Îmân edip sâlih ameller işleyenler, bunların uhrevî mükâfatlarına nâil olurken, bunun aksine, îmansızlık, fısk u fücur, zulüm ve haksızlıklara dalanlar da bütün bu yaptıklarının uhrevî cezâlarına dûçâr olacaklar.

Velhâsıl; mahşer, hesap, Sırât, Cennet, Cehennem, hep bu dünyadaki hâl ve hareketlerimize göre tecellî edecek. O hâlde bugün geç kalmadan nefsimizi terbiye edip ilâhî emir ve nehiylere tam bir teslîmiyetle itaat etmeliyiz.

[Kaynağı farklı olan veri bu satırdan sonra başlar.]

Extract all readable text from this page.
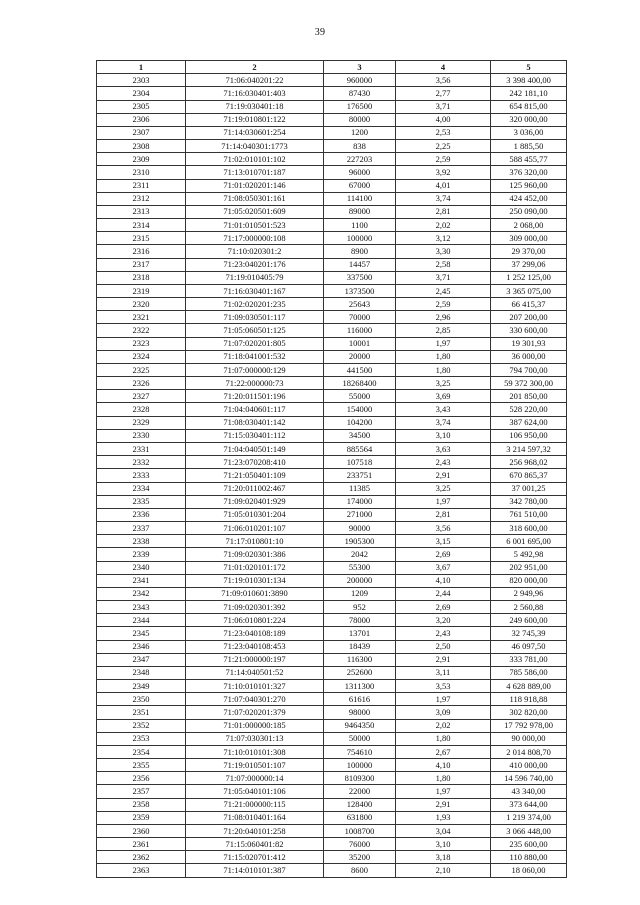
39
1	2	3	4	5
2303	71:06:040201:22	960000	3,56	3 398 400,00
2304	71:16:030401:403	87430	2,77	242 181,10
2305	71:19:030401:18	176500	3,71	654 815,00
2306	71:19:010801:122	80000	4,00	320 000,00
2307	71:14:030601:254	1200	2,53	3 036,00
2308	71:14:040301:1773	838	2,25	1 885,50
2309	71:02:010101:102	227203	2,59	588 455,77
2310	71:13:010701:187	96000	3,92	376 320,00
2311	71:01:020201:146	67000	4,01	125 960,00
2312	71:08:050301:161	114100	3,74	424 452,00
2313	71:05:020501:609	89000	2,81	250 090,00
2314	71:01:010501:523	1100	2,02	2 068,00
2315	71:17:000000:108	100000	3,12	309 000,00
2316	71:10:020301:2	8900	3,30	29 370,00
2317	71:23:040201:176	14457	2,58	37 299,06
2318	71:19:010405:79	337500	3,71	1 252 125,00
2319	71:16:030401:167	1373500	2,45	3 365 075,00
2320	71:02:020201:235	25643	2,59	66 415,37
2321	71:09:030501:117	70000	2,96	207 200,00
2322	71:05:060501:125	116000	2,85	330 600,00
2323	71:07:020201:805	10001	1,97	19 301,93
2324	71:18:041001:532	20000	1,80	36 000,00
2325	71:07:000000:129	441500	1,80	794 700,00
2326	71:22:000000:73	18268400	3,25	59 372 300,00
2327	71:20:011501:196	55000	3,69	201 850,00
2328	71:04:040601:117	154000	3,43	528 220,00
2329	71:08:030401:142	104200	3,74	387 624,00
2330	71:15:030401:112	34500	3,10	106 950,00
2331	71:04:040501:149	885564	3,63	3 214 597,32
2332	71:23:070208:410	107518	2,43	256 968,02
2333	71:21:050401:109	233751	2,91	670 865,37
2334	71:20:011002:467	11385	3,25	37 001,25
2335	71:09:020401:929	174000	1,97	342 780,00
2336	71:05:010301:204	271000	2,81	761 510,00
2337	71:06:010201:107	90000	3,56	318 600,00
2338	71:17:010801:10	1905300	3,15	6 001 695,00
2339	71:09:020301:386	2042	2,69	5 492,98
2340	71:01:020101:172	55300	3,67	202 951,00
2341	71:19:010301:134	200000	4,10	820 000,00
2342	71:09:010601:3890	1209	2,44	2 949,96
2343	71:09:020301:392	952	2,69	2 560,88
2344	71:06:010801:224	78000	3,20	249 600,00
2345	71:23:040108:189	13701	2,43	32 745,39
2346	71:23:040108:453	18439	2,50	46 097,50
2347	71:21:000000:197	116300	2,91	333 781,00
2348	71:14:040501:52	252600	3,11	785 586,00
2349	71:10:010101:327	1311300	3,53	4 628 889,00
2350	71:07:040301:270	61616	1,97	118 918,88
2351	71:07:020201:379	98000	3,09	302 820,00
2352	71:01:000000:185	9464350	2,02	17 792 978,00
2353	71:07:030301:13	50000	1,80	90 000,00
2354	71:10:010101:308	754610	2,67	2 014 808,70
2355	71:19:010501:107	100000	4,10	410 000,00
2356	71:07:000000:14	8109300	1,80	14 596 740,00
2357	71:05:040101:106	22000	1,97	43 340,00
2358	71:21:000000:115	128400	2,91	373 644,00
2359	71:08:010401:164	631800	1,93	1 219 374,00
2360	71:20:040101:258	1008700	3,04	3 066 448,00
2361	71:15:060401:82	76000	3,10	235 600,00
2362	71:15:020701:412	35200	3,18	110 880,00
2363	71:14:010101:387	8600	2,10	18 060,00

SIRÂT'I SELÂMETLE GEÇEBİLMENİN YOLU

Cenâb-ı Hak;

“Emrolunduğun gibi dosdoğru ol…” (Hûd, 112) buyuruyor.

Yani bugün emrolunduğumuz gibi, sırât-ı müstakîm üzere dosdoğru yürümeliyiz ki, yarın âhiretteki Sırâtʼı selâmetle geçebilmeyi Yüce Rabbimiz nasîp ve müyesser eylesin.

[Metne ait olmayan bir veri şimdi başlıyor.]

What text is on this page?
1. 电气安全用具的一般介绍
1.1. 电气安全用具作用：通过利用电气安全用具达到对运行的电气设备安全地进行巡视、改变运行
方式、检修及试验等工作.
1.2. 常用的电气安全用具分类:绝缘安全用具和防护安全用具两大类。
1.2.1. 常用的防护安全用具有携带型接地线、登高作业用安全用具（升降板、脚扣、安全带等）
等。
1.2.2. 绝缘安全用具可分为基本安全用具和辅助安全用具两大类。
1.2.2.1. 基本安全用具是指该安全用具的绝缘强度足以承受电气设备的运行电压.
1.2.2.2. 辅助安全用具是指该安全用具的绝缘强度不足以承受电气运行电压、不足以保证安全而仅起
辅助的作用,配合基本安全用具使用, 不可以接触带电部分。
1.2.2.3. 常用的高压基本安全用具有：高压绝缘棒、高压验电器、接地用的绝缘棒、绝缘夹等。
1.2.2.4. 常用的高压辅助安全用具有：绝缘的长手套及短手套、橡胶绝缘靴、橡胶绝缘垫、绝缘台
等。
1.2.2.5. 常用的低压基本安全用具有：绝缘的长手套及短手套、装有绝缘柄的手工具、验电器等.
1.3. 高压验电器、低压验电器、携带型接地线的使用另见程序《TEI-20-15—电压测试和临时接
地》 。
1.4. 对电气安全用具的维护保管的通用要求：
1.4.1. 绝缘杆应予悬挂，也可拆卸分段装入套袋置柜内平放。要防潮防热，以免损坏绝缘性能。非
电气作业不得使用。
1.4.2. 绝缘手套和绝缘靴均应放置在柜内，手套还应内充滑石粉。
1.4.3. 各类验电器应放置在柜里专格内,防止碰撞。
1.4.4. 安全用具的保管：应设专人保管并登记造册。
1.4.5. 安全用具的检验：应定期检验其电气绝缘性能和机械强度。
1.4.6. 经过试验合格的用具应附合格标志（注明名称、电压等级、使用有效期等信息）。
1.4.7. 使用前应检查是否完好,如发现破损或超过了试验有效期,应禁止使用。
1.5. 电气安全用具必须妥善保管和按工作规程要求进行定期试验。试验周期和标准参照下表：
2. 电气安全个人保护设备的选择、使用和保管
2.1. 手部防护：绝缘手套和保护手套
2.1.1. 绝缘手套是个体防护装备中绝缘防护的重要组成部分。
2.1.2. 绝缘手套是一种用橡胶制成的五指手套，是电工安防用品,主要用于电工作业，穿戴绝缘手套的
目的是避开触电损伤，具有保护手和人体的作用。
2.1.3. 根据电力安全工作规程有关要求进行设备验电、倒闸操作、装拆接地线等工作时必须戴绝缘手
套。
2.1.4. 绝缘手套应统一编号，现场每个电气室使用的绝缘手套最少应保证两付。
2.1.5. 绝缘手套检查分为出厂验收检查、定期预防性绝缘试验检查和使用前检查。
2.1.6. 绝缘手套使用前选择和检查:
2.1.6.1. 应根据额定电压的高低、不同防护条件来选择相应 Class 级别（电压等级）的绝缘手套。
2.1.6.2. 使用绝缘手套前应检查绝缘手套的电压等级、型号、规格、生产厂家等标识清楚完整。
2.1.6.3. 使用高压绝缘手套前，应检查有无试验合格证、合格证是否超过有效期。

Bunun için, ibadette, muâmelâtta, ahlâkta, kulluk hayatının her safhasında ve her nefeste ilâhî müşâhedenin altında olduğumuzun idrâki içinde bulunmalıyız. Zira Hak Teâlâ âyet-i kerîmelerde:

“…Nerede olsanız, O sizinle beraberdir…” (el-Hadîd, 4)

“Biz ona şah damarından daha yakınız.” (Kāf, 16)

“Bilin ki Allah, kişi ile kalbi arasına girer…” (el-Enfâl, 24) buyuruyor.

ÂHİRETTE NEREYE GİTMEK İSTİYORSUNUZ?

İşte Cenâb-ı Hak, bu maiyyet ve ihsan şuuru içinde nefsimizi ıslah edip büyük bir titizlikle sırât-ı müstakîm üzere yürümemizi arzu ediyor.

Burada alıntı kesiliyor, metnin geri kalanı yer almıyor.